Shalat merupakan perintah Allah yang wajib dilaksanakan oleh umat muslim. Shalat merupakan salah satu bentuk wujud ketaatan umat muslim kepada Allah SWT. Shalat lima waktu merupakan perintah Allah. Allah menjajikan kepada siapa saja yang melaksanakan kelima sholat, maka Allah akan memasukan orang tersebut ke dalam surga.
Dalam riwayat HR Abu Dawud no. 1420 dijelaskan “Siapa yang mengerjakannya tanpa menyia-nyiakan di antara kelima shalat tersebut karena meremehkan keberadaannya maka ia mendapatkan janji dari sisi Allah untuk Allah masukkan ke surga. Namun siapa yang tidak mengerjakannya maka tidak ada baginya janji dari sisi Allah, jika Allah menghendaki Allah akan mengadzabnya, dan jika Allah menghendaki maka Allah akan mengampuninya.”
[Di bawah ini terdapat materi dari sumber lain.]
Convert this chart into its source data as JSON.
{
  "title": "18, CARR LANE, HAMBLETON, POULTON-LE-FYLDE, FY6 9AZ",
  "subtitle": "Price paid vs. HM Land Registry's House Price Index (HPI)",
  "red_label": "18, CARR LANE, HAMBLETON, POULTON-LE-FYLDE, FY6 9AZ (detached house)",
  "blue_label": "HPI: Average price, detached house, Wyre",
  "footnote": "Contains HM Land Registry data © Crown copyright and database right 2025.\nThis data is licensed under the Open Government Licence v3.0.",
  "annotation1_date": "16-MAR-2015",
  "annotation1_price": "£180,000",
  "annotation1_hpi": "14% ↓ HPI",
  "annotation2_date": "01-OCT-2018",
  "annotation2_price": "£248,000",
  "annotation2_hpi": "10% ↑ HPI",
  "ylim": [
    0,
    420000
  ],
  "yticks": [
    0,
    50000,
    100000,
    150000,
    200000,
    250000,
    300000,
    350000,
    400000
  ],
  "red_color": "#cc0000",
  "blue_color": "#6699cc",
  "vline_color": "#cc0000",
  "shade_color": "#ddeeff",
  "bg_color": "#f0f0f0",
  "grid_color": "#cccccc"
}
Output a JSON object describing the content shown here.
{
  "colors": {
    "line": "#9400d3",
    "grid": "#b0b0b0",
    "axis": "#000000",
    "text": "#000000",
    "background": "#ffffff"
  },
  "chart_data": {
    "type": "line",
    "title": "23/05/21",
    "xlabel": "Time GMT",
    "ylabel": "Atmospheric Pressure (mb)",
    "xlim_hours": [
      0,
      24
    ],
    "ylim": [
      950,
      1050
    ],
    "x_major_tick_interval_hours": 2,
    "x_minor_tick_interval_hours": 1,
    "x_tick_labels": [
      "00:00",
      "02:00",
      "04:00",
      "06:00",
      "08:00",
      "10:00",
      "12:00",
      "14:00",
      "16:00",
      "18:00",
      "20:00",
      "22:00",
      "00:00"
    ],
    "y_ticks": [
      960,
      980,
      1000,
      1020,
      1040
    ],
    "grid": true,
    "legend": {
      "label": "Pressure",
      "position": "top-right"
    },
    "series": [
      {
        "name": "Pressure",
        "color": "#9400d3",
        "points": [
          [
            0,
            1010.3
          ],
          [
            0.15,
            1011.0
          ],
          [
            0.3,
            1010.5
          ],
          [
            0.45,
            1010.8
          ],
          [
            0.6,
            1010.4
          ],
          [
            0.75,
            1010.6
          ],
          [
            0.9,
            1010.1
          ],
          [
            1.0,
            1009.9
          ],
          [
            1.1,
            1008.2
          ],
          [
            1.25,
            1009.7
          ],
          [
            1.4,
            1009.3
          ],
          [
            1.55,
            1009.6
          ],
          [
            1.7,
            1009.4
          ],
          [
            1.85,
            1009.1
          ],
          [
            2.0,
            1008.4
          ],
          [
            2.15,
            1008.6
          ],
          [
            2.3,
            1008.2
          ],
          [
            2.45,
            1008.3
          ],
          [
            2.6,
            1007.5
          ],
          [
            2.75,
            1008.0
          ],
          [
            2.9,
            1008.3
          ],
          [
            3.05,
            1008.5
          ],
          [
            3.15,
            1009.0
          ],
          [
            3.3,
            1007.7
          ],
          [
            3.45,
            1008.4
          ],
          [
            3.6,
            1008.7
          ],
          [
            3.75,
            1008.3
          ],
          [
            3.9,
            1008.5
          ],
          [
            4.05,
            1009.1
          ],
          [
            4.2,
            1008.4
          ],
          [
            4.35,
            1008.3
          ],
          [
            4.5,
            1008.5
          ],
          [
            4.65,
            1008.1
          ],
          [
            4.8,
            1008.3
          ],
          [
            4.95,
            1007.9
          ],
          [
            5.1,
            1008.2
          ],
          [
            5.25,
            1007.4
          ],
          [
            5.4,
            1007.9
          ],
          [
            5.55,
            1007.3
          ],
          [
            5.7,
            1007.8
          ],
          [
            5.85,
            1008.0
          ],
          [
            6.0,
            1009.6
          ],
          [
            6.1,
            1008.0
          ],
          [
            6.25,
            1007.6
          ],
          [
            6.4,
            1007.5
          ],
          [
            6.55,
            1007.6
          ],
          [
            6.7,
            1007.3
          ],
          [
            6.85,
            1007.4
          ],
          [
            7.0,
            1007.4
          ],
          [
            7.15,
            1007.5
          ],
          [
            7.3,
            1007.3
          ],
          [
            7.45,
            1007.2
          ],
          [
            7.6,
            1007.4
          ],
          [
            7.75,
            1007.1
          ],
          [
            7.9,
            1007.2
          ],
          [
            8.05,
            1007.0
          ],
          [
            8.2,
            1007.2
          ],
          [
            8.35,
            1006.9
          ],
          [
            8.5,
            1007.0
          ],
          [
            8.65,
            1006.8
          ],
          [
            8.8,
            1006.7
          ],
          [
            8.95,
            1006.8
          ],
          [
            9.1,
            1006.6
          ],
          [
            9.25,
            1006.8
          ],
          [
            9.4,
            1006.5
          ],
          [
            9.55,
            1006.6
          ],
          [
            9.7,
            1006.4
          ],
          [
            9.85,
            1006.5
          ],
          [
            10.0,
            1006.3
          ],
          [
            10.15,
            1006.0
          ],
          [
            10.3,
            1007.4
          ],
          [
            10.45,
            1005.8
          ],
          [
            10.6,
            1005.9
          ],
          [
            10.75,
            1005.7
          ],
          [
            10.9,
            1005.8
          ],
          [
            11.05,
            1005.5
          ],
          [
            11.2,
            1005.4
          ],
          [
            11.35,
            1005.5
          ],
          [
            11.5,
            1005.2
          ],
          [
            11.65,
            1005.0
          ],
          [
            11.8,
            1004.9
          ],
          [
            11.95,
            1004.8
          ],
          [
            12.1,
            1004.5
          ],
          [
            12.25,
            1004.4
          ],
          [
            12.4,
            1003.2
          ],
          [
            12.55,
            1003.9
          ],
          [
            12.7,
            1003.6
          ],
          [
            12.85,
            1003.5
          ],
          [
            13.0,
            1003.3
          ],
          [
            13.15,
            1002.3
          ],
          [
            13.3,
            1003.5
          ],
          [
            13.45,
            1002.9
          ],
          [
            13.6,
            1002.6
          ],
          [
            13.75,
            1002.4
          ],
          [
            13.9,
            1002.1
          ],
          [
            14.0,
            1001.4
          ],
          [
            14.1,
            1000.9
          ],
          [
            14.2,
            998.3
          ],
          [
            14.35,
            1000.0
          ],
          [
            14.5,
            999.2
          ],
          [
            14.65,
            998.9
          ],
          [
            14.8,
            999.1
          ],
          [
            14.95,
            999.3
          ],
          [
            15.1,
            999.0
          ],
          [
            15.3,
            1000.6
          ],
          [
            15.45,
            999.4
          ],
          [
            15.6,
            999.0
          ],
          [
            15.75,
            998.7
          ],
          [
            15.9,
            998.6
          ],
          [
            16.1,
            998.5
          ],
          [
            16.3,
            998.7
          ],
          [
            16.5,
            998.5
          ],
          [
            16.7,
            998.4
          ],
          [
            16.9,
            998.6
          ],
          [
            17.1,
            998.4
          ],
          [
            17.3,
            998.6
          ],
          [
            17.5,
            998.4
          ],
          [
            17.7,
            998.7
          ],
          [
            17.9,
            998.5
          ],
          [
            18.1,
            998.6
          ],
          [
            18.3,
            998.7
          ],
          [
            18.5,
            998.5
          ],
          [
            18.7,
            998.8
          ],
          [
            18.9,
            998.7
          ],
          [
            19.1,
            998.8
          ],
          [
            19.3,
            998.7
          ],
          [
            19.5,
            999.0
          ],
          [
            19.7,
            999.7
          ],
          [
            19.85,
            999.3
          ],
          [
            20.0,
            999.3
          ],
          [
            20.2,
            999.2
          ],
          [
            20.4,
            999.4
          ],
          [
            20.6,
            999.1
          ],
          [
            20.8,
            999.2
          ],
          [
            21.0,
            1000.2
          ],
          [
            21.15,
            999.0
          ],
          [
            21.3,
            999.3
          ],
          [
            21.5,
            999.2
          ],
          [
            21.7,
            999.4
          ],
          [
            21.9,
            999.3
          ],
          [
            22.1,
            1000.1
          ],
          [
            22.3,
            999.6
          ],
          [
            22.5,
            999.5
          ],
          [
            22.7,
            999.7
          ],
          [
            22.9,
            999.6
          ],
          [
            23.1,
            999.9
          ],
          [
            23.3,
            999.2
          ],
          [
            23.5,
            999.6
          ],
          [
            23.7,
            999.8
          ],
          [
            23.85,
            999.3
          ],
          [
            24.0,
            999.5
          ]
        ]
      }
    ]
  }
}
Menghadap kiblat pada saat sholat merupakan salah satu syarat sah shalat, dalam Al-Qu’ran dan Al-Hadist telah dijelaskan ketentuan-ketentuan tentang arah kiblat.
Allah Ta’ala berfirman dalam al-Qur’an surat al-Baqarah ayat 144:
فَوَلِّ وَجْهَكَ شَطْرَ الْمَسْجِدِ الْحَرَامِ وَحَيْثُ مَا كُنْتُمْ فَوَلُّوا وُجُوهَكُمْ شَطْرَهُ
“Palingkanlah mukamu ke arah Masjidil Haram daan dimana saja kamu berada, palingkanlah mukamu ke arahnya.” (QS.al-Baqarah: 144)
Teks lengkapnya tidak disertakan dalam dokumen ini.